The snow and ice have given the game a whole new meaning to the term "slide" and consigned the idea of a routine grounder to meaninglessness. More recently, a frigid fog has hovered over northern Nevada. Called pogonip, a Shoshone Indian word interpreted by some to mean "white death," the fog coated trees and playing fields in a spectral haze.

But still the Deep Freezers play on, their puffs of breath visible as they charge around the field. Some wear shorts and a team T-shirt. Others wear sweats and a pullover; few wear parkas or other winter gear. Although they wear cleats, getting traction in snowy and icy conditions is a quixotic enterprise.

"You have to know what you're doing out there," said Devon Decker, 30, an administrator at a drug and alcohol rehabilitation agency. She played left-centerfield and hit a triple and a double in a 21-20 loss for her team, UC Tail, on a field adjoining the one where AJ's and THB battled.

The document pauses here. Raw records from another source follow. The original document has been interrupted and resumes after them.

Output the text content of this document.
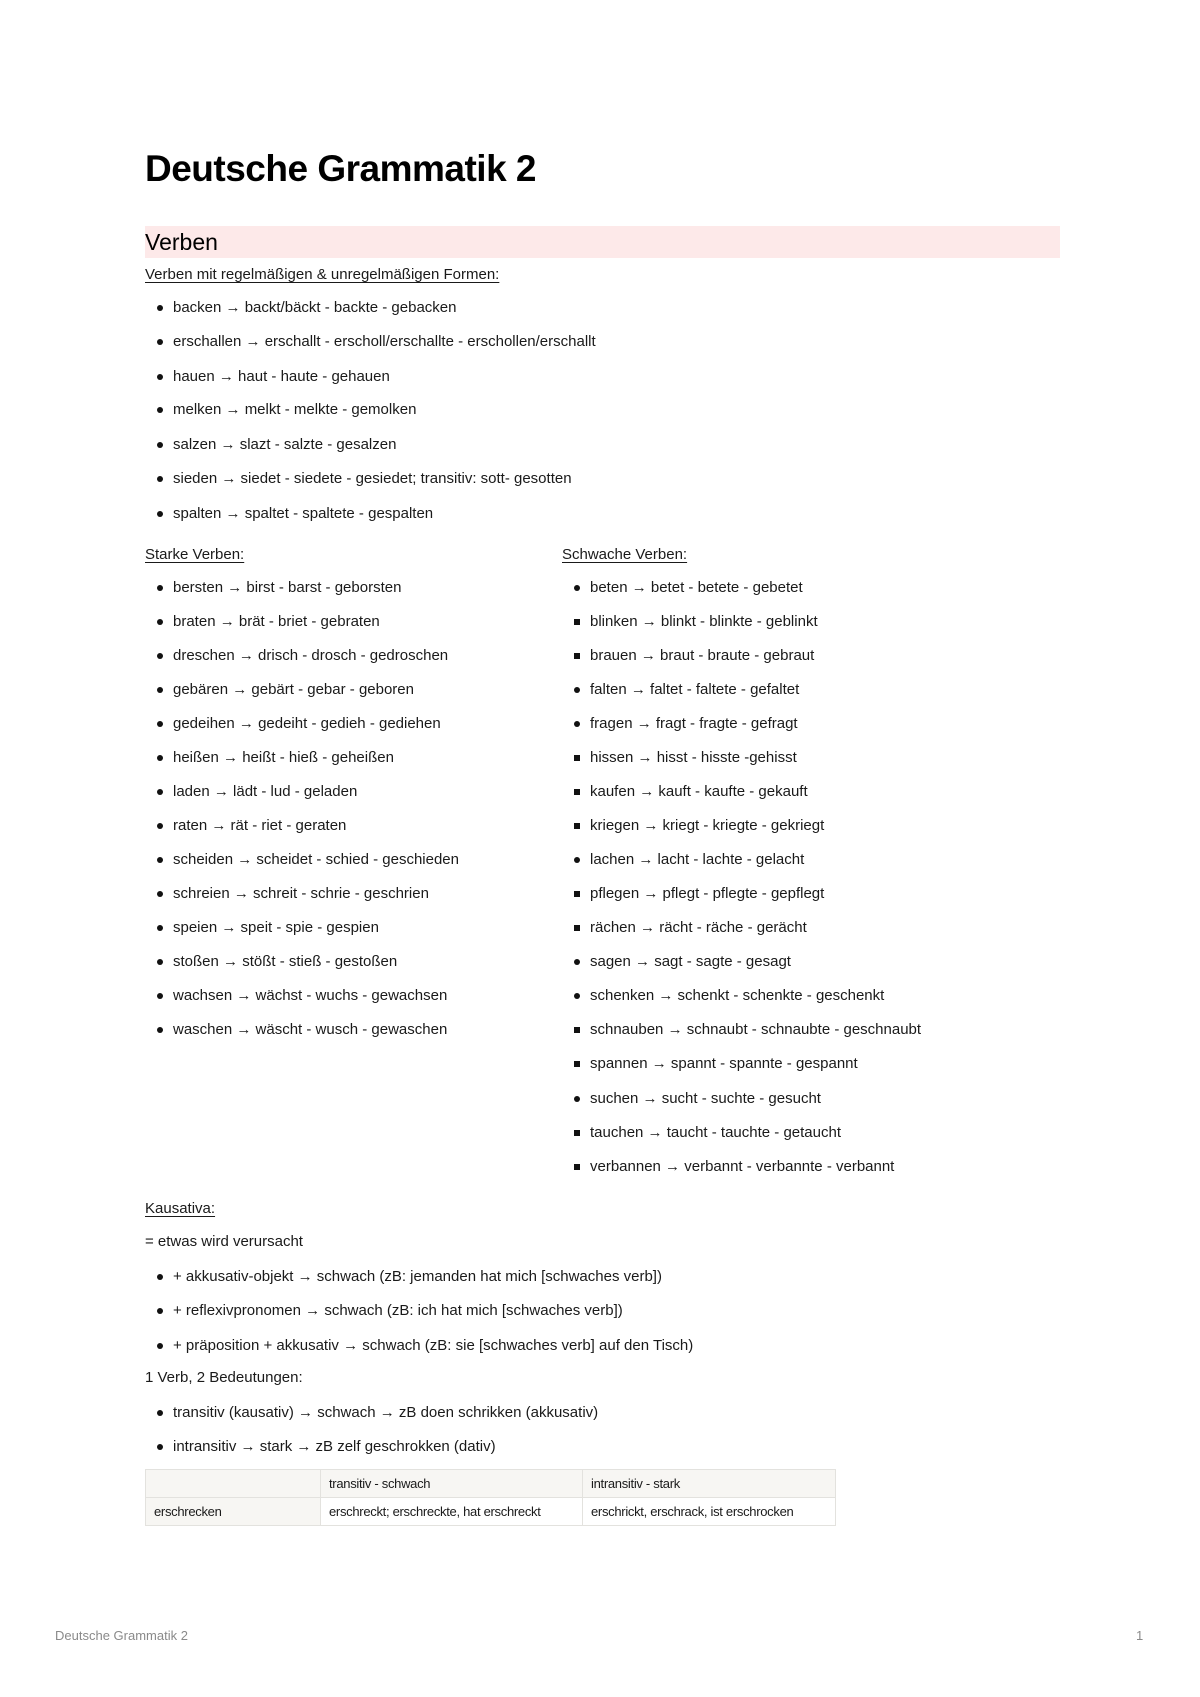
Deutsche Grammatik 2
Verben
Verben mit regelmäßigen & unregelmäßigen Formen:
backen → backt/bäckt - backte - gebacken
erschallen → erschallt - erscholl/erschallte - erschollen/erschallt
hauen → haut - haute - gehauen
melken → melkt - melkte - gemolken
salzen → slazt - salzte - gesalzen
sieden → siedet - siedete - gesiedet; transitiv: sott- gesotten
spalten → spaltet - spaltete - gespalten
Starke Verben:
bersten → birst - barst - geborsten
braten → brät - briet - gebraten
dreschen → drisch - drosch - gedroschen
gebären → gebärt - gebar - geboren
gedeihen → gedeiht - gedieh - gediehen
heißen → heißt - hieß - geheißen
laden → lädt - lud - geladen
raten → rät - riet - geraten
scheiden → scheidet - schied - geschieden
schreien → schreit - schrie - geschrien
speien → speit - spie - gespien
stoßen → stößt - stieß - gestoßen
wachsen → wächst - wuchs - gewachsen
waschen → wäscht - wusch - gewaschen
Schwache Verben:
beten → betet - betete - gebetet
blinken → blinkt - blinkte - geblinkt
brauen → braut - braute - gebraut
falten → faltet - faltete - gefaltet
fragen → fragt - fragte - gefragt
hissen → hisst - hisste -gehisst
kaufen → kauft - kaufte - gekauft
kriegen → kriegt - kriegte - gekriegt
lachen → lacht - lachte - gelacht
pflegen → pflegt - pflegte - gepflegt
rächen → rächt - räche - gerächt
sagen → sagt - sagte - gesagt
schenken → schenkt - schenkte - geschenkt
schnauben → schnaubt - schnaubte - geschnaubt
spannen → spannt - spannte - gespannt
suchen → sucht - suchte - gesucht
tauchen → taucht - tauchte - getaucht
verbannen → verbannt - verbannte - verbannt
Kausativa:
= etwas wird verursacht
+ akkusativ-objekt → schwach (zB: jemanden hat mich [schwaches verb])
+ reflexivpronomen → schwach (zB: ich hat mich [schwaches verb])
+ präposition + akkusativ → schwach (zB: sie [schwaches verb] auf den Tisch)
1 Verb, 2 Bedeutungen:
transitiv (kausativ) → schwach → zB doen schrikken (akkusativ)
intransitiv → stark → zB zelf geschrokken (dativ)
	transitiv - schwach	intransitiv - stark
erschrecken	erschreckt; erschreckte, hat erschreckt	erschrickt, erschrack, ist erschrocken
Deutsche Grammatik 2	1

"There was snow up to my knees tonight," Decker said. "You can't really run on it. You run through it."

The 7-year-old Wednesday night league is sticking to a tradition that games should never be canceled. (They were called off once -- but that was because of a power outage, not the weather.)

"No way," Tony Pehle, Sparks recreation supervisor and de facto commissioner of the league, said when asked if another huge powder dump from the Sierra Nevada or blast of Arctic air might force him to call off games.

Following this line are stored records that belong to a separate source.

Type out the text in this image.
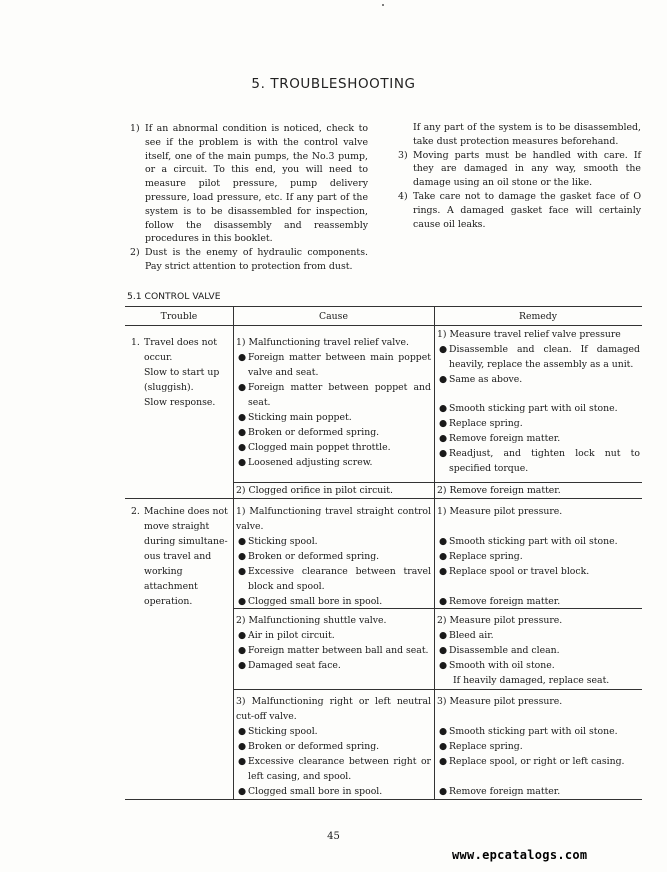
5. TROUBLESHOOTING
1) If an abnormal condition is noticed, check to see if the problem is with the control valve itself, one of the main pumps, the No.3 pump, or a circuit. To this end, you will need to measure pilot pressure, pump delivery pressure, load pressure, etc. If any part of the system is to be disassembled for inspection, follow the disassembly and reassembly procedures in this booklet.
2) Dust is the enemy of hydraulic components. Pay strict attention to protection from dust.
If any part of the system is to be disassembled, take dust protection measures beforehand.
3) Moving parts must be handled with care. If they are damaged in any way, smooth the damage using an oil stone or the like.
4) Take care not to damage the gasket face of O rings. A damaged gasket face will certainly cause oil leaks.
5.1 CONTROL VALVE
Trouble	Cause	Remedy
1. Travel does not
occur.
Slow to start up
(sluggish).
Slow response.
2. Machine does not
move straight
during simultane-
ous travel and
working
attachment
operation.
1) Malfunctioning travel relief valve.
● Foreign matter between main poppet valve and seat.
● Foreign matter between poppet and seat.
● Sticking main poppet.
● Broken or deformed spring.
● Clogged main poppet throttle.
● Loosened adjusting screw.
2) Clogged orifice in pilot circuit.
1) Malfunctioning travel straight control valve.
● Sticking spool.
● Broken or deformed spring.
● Excessive clearance between travel block and spool.
● Clogged small bore in spool.
2) Malfunctioning shuttle valve.
● Air in pilot circuit.
● Foreign matter between ball and seat.
● Damaged seat face.
3) Malfunctioning right or left neutral cut-off valve.
● Sticking spool.
● Broken or deformed spring.
● Excessive clearance between right or left casing, and spool.
● Clogged small bore in spool.
1) Measure travel relief valve pressure
● Disassemble and clean. If damaged heavily, replace the assembly as a unit.
● Same as above.
● Smooth sticking part with oil stone.
● Replace spring.
● Remove foreign matter.
● Readjust, and tighten lock nut to specified torque.
2) Remove foreign matter.
1) Measure pilot pressure.
● Smooth sticking part with oil stone.
● Replace spring.
● Replace spool or travel block.
● Remove foreign matter.
2) Measure pilot pressure.
● Bleed air.
● Disassemble and clean.
● Smooth with oil stone.
If heavily damaged, replace seat.
3) Measure pilot pressure.
● Smooth sticking part with oil stone.
● Replace spring.
● Replace spool, or right or left casing.
● Remove foreign matter.
45
www.epcatalogs.com
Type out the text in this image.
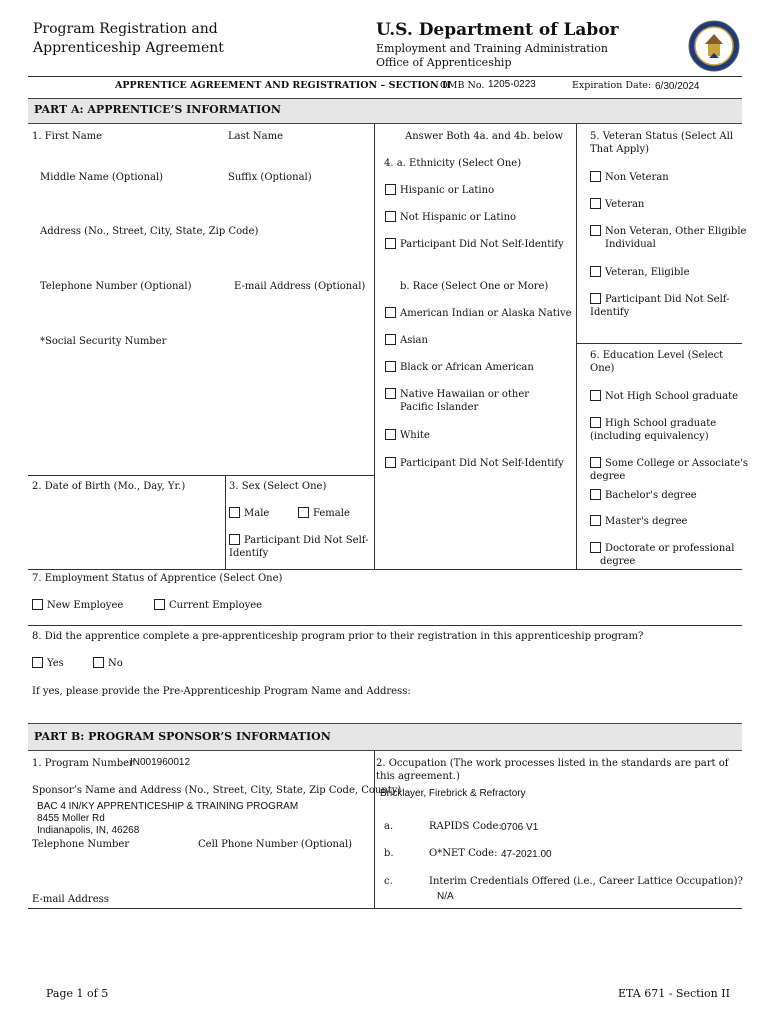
Program Registration and
Apprenticeship Agreement
U.S. Department of Labor
Employment and Training Administration
Office of Apprenticeship
APPRENTICE AGREEMENT AND REGISTRATION – SECTION II
OMB No. 1205-0223	Expiration Date: 6/30/2024
PART A: APPRENTICE’S INFORMATION
1. First Name	Last Name
Middle Name (Optional)	Suffix (Optional)
Address (No., Street, City, State, Zip Code)
Telephone Number (Optional)	E-mail Address (Optional)
*Social Security Number
2. Date of Birth (Mo., Day, Yr.)	3. Sex (Select One)
Male	Female
Participant Did Not Self-
Identify
Answer Both 4a. and 4b. below
4. a. Ethnicity (Select One)
Hispanic or Latino
Not Hispanic or Latino
Participant Did Not Self-Identify
b. Race (Select One or More)
American Indian or Alaska Native
Asian
Black or African American
Native Hawaiian or other
Pacific Islander
White
Participant Did Not Self-Identify
5. Veteran Status (Select All
That Apply)
Non Veteran
Veteran
Non Veteran, Other Eligible
Individual
Veteran, Eligible
Participant Did Not Self-
Identify
6. Education Level (Select
One)
Not High School graduate
High School graduate
(including equivalency)
Some College or Associate's
degree
Bachelor's degree
Master's degree
Doctorate or professional
degree
7. Employment Status of Apprentice (Select One)
New Employee	Current Employee
8. Did the apprentice complete a pre-apprenticeship program prior to their registration in this apprenticeship program?
Yes	No
If yes, please provide the Pre-Apprenticeship Program Name and Address:
PART B: PROGRAM SPONSOR’S INFORMATION
1. Program Number
IN001960012
Sponsor’s Name and Address (No., Street, City, State, Zip Code, County)
BAC 4 IN/KY APPRENTICESHIP & TRAINING PROGRAM
8455 Moller Rd
Indianapolis, IN, 46268
Telephone Number	Cell Phone Number (Optional)
E-mail Address
2. Occupation (The work processes listed in the standards are part of
this agreement.)
Bricklayer, Firebrick & Refractory
a.	RAPIDS Code: 0706 V1
b.	O*NET Code: 47-2021.00
c.	Interim Credentials Offered (i.e., Career Lattice Occupation)?
N/A
Page 1 of 5	ETA 671 - Section II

"In fact, the players are excited about it," Pehle said.

"They're all saying, 'This is what we've been waiting for,' " he said. "They're like little kids out there."

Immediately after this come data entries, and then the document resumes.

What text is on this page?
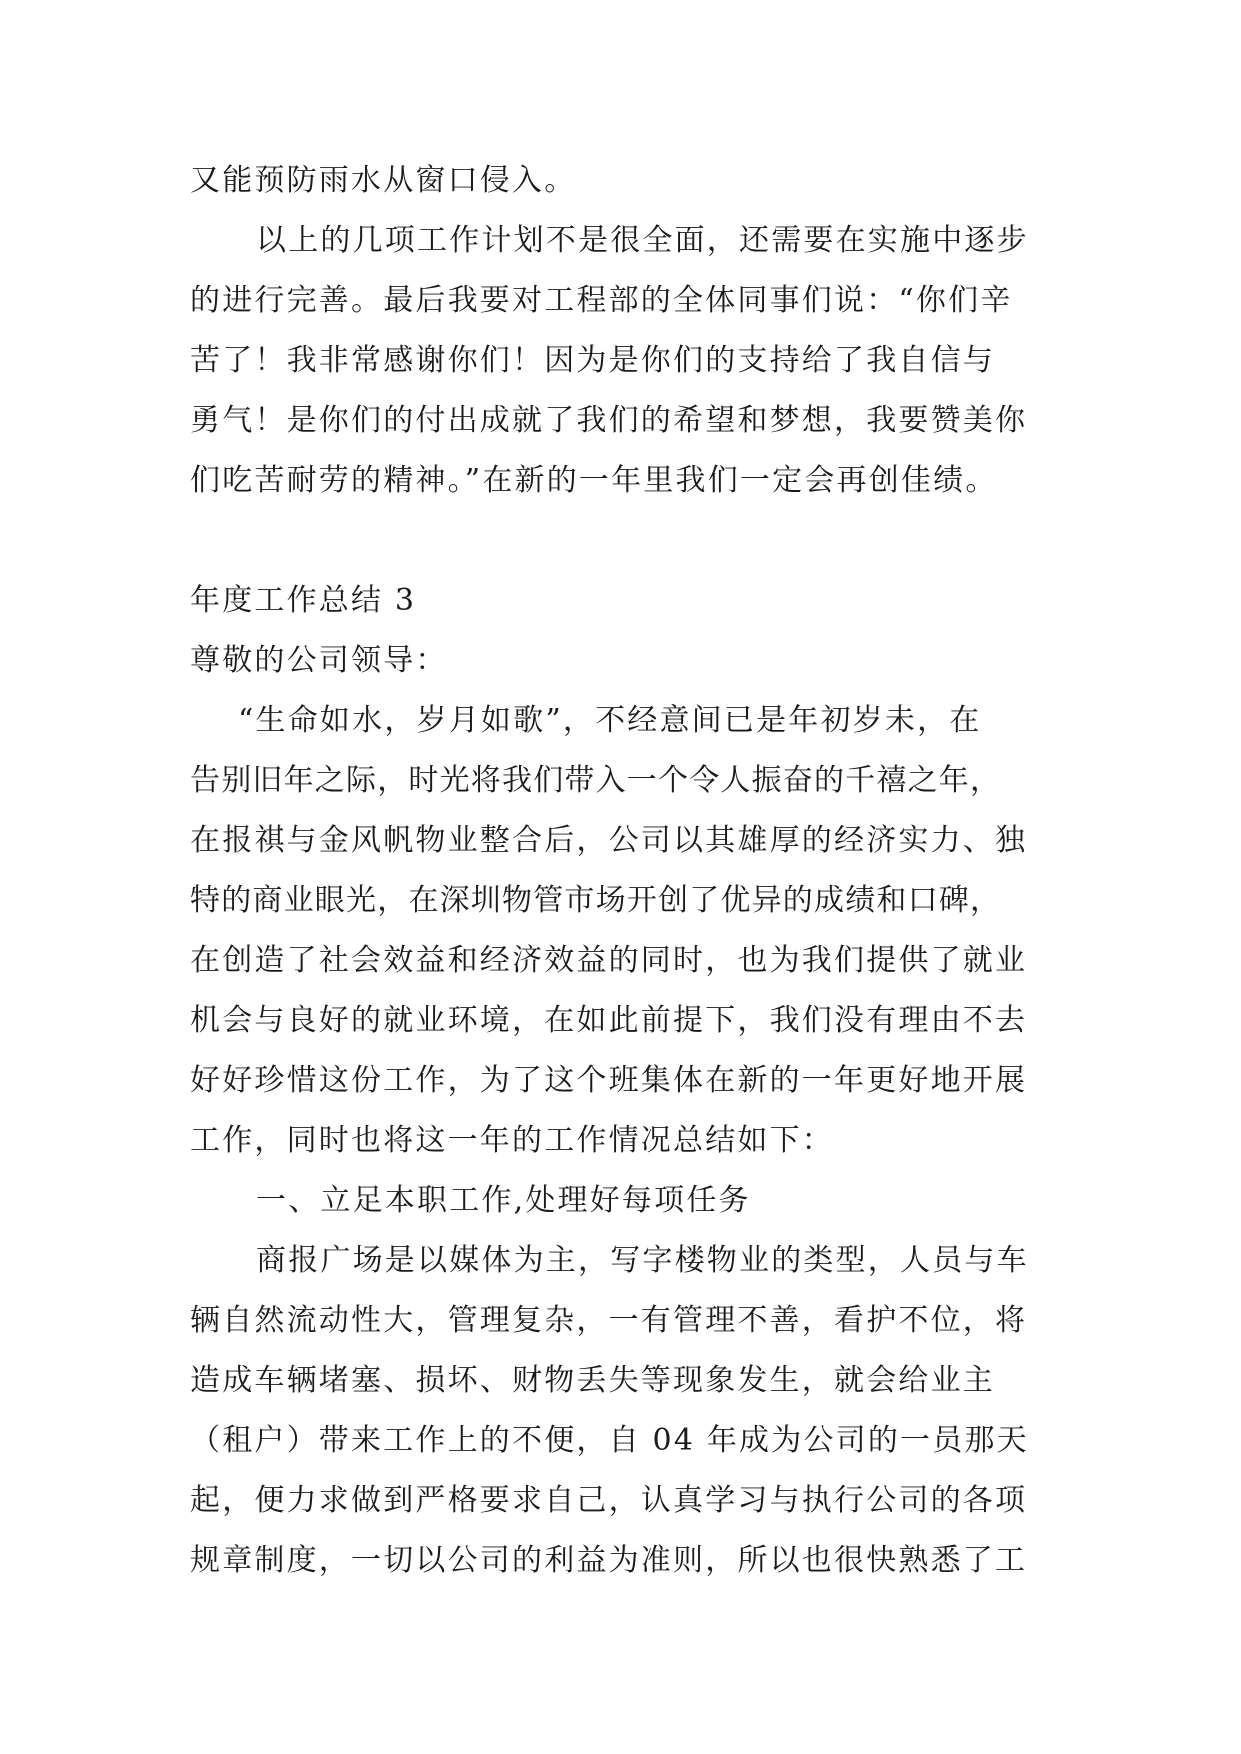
又能预防雨水从窗口侵入。
以上的几项工作计划不是很全面，还需要在实施中逐步
的进行完善。最后我要对工程部的全体同事们说：“你们辛
苦了！我非常感谢你们！因为是你们的支持给了我自信与
勇气！是你们的付出成就了我们的希望和梦想，我要赞美你
们吃苦耐劳的精神。”在新的一年里我们一定会再创佳绩。
年度工作总结 3
尊敬的公司领导：
“生命如水，岁月如歌”，不经意间已是年初岁未，在
告别旧年之际，时光将我们带入一个令人振奋的千禧之年，
在报祺与金风帆物业整合后，公司以其雄厚的经济实力、独
特的商业眼光，在深圳物管市场开创了优异的成绩和口碑，
在创造了社会效益和经济效益的同时，也为我们提供了就业
机会与良好的就业环境，在如此前提下，我们没有理由不去
好好珍惜这份工作，为了这个班集体在新的一年更好地开展
工作，同时也将这一年的工作情况总结如下：
一、立足本职工作,处理好每项任务
商报广场是以媒体为主，写字楼物业的类型，人员与车
辆自然流动性大，管理复杂，一有管理不善，看护不位，将
造成车辆堵塞、损坏、财物丢失等现象发生，就会给业主
（租户）带来工作上的不便，自 04 年成为公司的一员那天
起，便力求做到严格要求自己，认真学习与执行公司的各项
规章制度，一切以公司的利益为准则，所以也很快熟悉了工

Albeit kids warmed by Coors.

"This is more of a beer league," Mike Bell, 22, said in explaining how Deep Freeze softball differs from the summer version.

"Actually, come to think of it, I guess that's a beer league too," said Bell, a tile salesman who plays several positions for Just Enough.

Few players said they preferred winter softball to the summer variety, but many said it beat staying indoors and cursing another long winter night.

"It's not so bad once you get out there and start running around, actually," said Jim Brent, a woodworker who plays right field for AJ's Pizzeria. "Riding the bench is rough, though."

There are important differences, strategic and otherwise, between winter and summer ball, players say.

For one thing, pitchers have less control.

"It's tougher," said Abe Croney, 27, a drywaller by day and a pitcher for THB by night. "You can't feel your fingers."

It's tough for batters too; the rap of a cold aluminum bat on the ball can create a dreadful sensation in the hands -- "the sting," they call it.

Even with bone-chilling cold and eight times the normal snowfall for the first two weeks of January in the Truckee Meadow valley, the most since 1916, average scores have gone up this season. That's because a lot of grounders and line drives are getting buried in the snow and ordinary fly balls are getting lost in the icy haze, even though the ball is neon yellow.

"I had a bead on it -- I really did," outfielder Shults said of Montenegro's drive. "I lost it in the fog and the lights. Plus, your eyes get so glossy in this cold."

Because highly informal league rules seem to prohibit any clearing of the field other than around home plate, the bases and the pitcher's mound, nobody can really sprint to field a ball. Shults made a valiant face-flop dive into the snow where he thought that Montenegro's drive would land.

"Maybe I should have held up and let it land," said Shults, 30. "But that goes against your instincts."